Sunday, December 11, 2011

Fashion in La Rioja, Part I

Haro, the capital of the wine-making industry in La Rioja in north-central Spain, does not seem like a place whose residents would be obsessed with fashion. This isn't the California wine country with its Internet billionaires trying to start wineries; nor is it Beaune, the center of the wine trade in Burgundy, which effortlessly oozes a sophisticated if rustic wealth. Haro is a small town in the mountains with a grittiness to it. Its oldest wine producers - Lopez de Heredia, Muga, CVNE (the initial stand for Compañía Vinícola del Norte de España) - are near the train station even though it's across a tributary of the Ebro from the town because in the 19th century they shipped much of their product to France and wanted to be as close as possible to the railroad. They've never bothered moving.  

Lopez de Heredia's affect furthers this impression of being oblivious, or impervious, to wine world trends. Now in its fifth generation of family ownership, the winery has retained the same methods and packaging for decades.
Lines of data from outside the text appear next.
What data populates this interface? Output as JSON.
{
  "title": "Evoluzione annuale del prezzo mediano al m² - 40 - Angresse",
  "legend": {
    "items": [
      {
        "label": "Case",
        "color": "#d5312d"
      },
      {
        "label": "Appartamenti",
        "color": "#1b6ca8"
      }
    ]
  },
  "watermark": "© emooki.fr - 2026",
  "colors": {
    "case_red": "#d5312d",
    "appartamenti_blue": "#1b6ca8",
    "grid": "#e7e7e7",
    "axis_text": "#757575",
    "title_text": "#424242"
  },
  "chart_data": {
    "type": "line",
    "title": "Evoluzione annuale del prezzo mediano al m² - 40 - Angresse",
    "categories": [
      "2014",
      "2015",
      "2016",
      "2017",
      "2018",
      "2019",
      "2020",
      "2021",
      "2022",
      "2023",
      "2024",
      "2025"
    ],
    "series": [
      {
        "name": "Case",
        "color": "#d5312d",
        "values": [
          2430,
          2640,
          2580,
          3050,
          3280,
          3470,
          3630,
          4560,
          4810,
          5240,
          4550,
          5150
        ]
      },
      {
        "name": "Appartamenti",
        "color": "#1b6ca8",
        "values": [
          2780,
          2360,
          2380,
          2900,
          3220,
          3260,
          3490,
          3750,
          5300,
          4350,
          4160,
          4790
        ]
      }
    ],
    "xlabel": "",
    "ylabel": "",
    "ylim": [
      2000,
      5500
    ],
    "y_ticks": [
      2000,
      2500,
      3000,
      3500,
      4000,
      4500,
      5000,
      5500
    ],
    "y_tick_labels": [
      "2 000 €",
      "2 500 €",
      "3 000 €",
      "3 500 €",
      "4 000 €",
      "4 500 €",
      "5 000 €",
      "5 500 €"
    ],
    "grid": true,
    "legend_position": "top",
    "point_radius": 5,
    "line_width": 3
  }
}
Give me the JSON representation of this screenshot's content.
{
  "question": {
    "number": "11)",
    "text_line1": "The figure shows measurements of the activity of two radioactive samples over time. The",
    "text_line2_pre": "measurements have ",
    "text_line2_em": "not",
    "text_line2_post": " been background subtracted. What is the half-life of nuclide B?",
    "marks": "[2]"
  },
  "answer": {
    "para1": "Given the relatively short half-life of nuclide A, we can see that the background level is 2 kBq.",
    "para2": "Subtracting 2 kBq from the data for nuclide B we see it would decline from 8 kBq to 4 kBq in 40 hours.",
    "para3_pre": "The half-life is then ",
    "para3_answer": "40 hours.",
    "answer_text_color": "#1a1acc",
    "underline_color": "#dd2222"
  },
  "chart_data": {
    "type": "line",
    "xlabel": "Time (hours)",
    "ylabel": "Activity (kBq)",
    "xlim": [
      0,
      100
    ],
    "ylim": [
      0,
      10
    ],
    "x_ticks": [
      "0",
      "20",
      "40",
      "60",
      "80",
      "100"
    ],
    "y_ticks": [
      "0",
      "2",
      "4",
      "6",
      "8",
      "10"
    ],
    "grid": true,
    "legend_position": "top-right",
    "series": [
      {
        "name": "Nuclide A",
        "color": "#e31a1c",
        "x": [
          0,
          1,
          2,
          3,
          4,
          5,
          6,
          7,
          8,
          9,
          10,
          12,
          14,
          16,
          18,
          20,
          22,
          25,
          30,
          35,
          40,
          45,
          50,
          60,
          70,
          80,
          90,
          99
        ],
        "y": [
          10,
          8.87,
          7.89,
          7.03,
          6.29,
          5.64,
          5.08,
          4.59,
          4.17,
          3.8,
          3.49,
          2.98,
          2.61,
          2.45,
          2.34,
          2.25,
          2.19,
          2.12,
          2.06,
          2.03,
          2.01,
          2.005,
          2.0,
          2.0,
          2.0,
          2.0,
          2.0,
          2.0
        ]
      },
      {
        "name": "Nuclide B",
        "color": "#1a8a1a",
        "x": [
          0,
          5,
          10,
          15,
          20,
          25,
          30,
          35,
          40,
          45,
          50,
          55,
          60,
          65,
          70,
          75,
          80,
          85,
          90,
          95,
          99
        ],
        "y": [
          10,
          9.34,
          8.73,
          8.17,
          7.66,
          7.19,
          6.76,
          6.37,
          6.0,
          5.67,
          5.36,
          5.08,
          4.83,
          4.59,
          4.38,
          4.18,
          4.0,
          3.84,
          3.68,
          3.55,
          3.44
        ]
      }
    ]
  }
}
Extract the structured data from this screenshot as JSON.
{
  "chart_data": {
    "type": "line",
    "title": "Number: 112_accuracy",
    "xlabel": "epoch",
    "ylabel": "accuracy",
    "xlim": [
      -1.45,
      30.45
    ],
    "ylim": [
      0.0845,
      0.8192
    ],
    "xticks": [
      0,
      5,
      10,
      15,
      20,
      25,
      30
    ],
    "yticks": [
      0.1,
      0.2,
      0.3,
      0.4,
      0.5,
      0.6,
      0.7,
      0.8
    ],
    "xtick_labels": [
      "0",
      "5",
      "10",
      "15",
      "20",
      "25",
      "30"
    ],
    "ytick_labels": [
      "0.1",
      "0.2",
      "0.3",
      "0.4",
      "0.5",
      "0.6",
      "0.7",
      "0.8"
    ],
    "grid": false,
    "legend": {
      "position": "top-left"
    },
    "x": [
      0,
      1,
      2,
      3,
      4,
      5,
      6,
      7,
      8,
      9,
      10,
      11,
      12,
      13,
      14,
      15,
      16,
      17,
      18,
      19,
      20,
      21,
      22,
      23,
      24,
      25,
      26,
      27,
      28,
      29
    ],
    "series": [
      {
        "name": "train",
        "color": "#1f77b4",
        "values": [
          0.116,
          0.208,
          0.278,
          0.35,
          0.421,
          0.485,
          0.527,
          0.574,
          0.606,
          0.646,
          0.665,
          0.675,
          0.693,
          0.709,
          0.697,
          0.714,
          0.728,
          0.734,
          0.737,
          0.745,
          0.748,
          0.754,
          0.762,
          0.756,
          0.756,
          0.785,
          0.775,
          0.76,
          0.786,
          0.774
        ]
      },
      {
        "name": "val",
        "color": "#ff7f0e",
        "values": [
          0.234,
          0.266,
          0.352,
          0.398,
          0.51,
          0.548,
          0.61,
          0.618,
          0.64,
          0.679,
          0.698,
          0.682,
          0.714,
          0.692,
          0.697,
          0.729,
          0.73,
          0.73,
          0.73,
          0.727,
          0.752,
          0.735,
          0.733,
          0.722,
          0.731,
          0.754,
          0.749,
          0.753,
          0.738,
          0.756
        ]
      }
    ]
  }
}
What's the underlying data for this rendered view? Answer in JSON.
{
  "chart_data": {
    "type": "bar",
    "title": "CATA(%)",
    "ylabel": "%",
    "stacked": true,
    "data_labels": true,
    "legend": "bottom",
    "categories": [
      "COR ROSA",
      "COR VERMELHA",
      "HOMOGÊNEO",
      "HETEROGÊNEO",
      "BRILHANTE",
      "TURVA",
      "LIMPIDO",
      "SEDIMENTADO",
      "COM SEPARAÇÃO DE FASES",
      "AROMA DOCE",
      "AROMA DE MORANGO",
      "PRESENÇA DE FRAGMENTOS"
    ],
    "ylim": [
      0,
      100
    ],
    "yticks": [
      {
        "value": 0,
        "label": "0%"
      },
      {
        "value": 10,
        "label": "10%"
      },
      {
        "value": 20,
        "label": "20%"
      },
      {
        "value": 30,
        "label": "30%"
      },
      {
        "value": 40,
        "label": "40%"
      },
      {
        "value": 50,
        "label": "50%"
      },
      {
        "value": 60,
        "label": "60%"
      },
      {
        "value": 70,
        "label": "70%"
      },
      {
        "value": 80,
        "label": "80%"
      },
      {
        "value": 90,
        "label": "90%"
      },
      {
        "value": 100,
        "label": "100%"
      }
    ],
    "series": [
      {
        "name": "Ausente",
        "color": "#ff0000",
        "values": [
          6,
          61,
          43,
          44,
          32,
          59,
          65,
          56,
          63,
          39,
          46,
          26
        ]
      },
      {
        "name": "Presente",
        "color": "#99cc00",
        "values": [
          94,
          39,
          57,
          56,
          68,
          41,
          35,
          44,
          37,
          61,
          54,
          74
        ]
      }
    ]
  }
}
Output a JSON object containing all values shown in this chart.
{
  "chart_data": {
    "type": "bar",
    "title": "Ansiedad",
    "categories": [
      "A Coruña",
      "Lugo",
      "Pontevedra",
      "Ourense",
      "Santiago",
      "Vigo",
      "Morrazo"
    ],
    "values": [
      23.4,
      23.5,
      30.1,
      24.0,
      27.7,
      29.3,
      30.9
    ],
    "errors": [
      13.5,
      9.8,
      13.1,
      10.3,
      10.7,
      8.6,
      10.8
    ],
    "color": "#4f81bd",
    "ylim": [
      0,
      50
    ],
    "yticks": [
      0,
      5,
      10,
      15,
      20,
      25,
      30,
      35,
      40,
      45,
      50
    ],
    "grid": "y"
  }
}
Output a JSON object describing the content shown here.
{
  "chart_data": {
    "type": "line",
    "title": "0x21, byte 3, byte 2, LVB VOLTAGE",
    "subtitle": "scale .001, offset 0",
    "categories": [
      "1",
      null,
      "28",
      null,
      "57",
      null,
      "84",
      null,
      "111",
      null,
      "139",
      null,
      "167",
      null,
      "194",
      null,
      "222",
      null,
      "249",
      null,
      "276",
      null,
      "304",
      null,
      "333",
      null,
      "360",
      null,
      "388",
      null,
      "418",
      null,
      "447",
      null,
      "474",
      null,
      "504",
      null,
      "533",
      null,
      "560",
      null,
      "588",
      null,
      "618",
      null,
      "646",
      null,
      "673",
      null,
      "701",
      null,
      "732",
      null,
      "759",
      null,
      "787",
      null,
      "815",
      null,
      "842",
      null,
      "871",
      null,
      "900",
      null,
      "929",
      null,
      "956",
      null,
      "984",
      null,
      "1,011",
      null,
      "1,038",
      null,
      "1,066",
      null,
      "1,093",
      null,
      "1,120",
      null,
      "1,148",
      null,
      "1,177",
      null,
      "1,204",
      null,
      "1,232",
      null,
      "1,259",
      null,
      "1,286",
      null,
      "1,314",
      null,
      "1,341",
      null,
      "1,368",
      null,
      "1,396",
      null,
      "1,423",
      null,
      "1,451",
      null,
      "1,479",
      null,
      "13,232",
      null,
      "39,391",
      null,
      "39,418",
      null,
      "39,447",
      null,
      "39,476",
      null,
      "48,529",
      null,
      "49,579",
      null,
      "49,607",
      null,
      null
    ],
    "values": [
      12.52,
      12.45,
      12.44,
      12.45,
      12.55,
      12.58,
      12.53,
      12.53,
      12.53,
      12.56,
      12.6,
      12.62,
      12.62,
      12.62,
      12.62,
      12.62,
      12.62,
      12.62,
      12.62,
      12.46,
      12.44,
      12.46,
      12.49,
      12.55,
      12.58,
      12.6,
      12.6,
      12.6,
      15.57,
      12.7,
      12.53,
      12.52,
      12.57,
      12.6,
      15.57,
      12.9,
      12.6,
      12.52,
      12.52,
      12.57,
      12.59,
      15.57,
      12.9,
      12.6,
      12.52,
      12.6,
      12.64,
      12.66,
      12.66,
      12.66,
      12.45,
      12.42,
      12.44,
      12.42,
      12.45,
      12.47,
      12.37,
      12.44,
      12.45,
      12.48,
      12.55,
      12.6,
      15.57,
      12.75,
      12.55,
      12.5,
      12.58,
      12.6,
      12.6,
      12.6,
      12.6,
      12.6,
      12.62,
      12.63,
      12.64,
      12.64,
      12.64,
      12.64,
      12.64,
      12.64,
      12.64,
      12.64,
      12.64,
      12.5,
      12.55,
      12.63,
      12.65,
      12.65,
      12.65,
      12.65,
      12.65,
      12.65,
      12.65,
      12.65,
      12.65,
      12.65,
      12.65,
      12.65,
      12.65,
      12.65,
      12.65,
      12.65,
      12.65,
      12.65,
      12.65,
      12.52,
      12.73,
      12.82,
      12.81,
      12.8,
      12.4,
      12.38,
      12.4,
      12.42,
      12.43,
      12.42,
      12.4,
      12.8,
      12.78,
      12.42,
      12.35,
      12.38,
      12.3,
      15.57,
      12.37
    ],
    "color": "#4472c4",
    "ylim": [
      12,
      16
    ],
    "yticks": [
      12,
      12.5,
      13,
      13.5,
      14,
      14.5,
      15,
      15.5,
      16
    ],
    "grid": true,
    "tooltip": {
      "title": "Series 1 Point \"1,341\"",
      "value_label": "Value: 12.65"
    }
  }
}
The men who now make the oak barrels in which the wine is aged come from families that have supplied the winery with coopers for several generations. The oak comes as it always has from Kentucky and Missouri. The underground facility in which much of the production takes place was made more than a century ago and still contains no cooling or humidifying equipment; instead, thick layers of mold on the ceiling insure the 75% humidity at which the wines age best. The cellar smells a little like the wines.    

But the guide, an affable woman of about 30, is exceptionally conscious of the effect changing trends have on winemaking. Lopez de Heredia is most famous for its whites (the guide says the 1964 grand reserve is the best she's tasted), and the Habsburgs brought a taste for whites with them when they came to Spain in the 16th century. Into the late 19th century, the Rioja wineries produced mostly whites, which stimulated demand from Alsace when phylloxera devastated the French wine-making industry. Demand from France for red wine helped spur that segment of the La Rioja wine trade.

Tastes continue to change, of course. The guide said that most of her friends prefer beer to wine and wouldn't appreciate a wine like LdH's 1993 grand reserve or its roses, which its makes only in certain years and, sadly, won't be offering for several more years. LdH also faces an international wine market that leans heavily toward robust reads and largely disdains whites, which even respected producers from Bordeaux have a comparatively hard time selling despite the region's prestige and long history of wine-making. Demand for the reds is significantly greater. (Sauvignon Blanc and Sémillion are the primary grapes in Bordeaux whites.) But taste is fickle, and LdH intends to keep making its wines the same way it's always done, the guide said. She strongly recommended I have lunch at the restaurant attached to Los Agostinos, the best hotel in Haro, which has a 20€ lunch special and a sommelier with strong opinions about wine.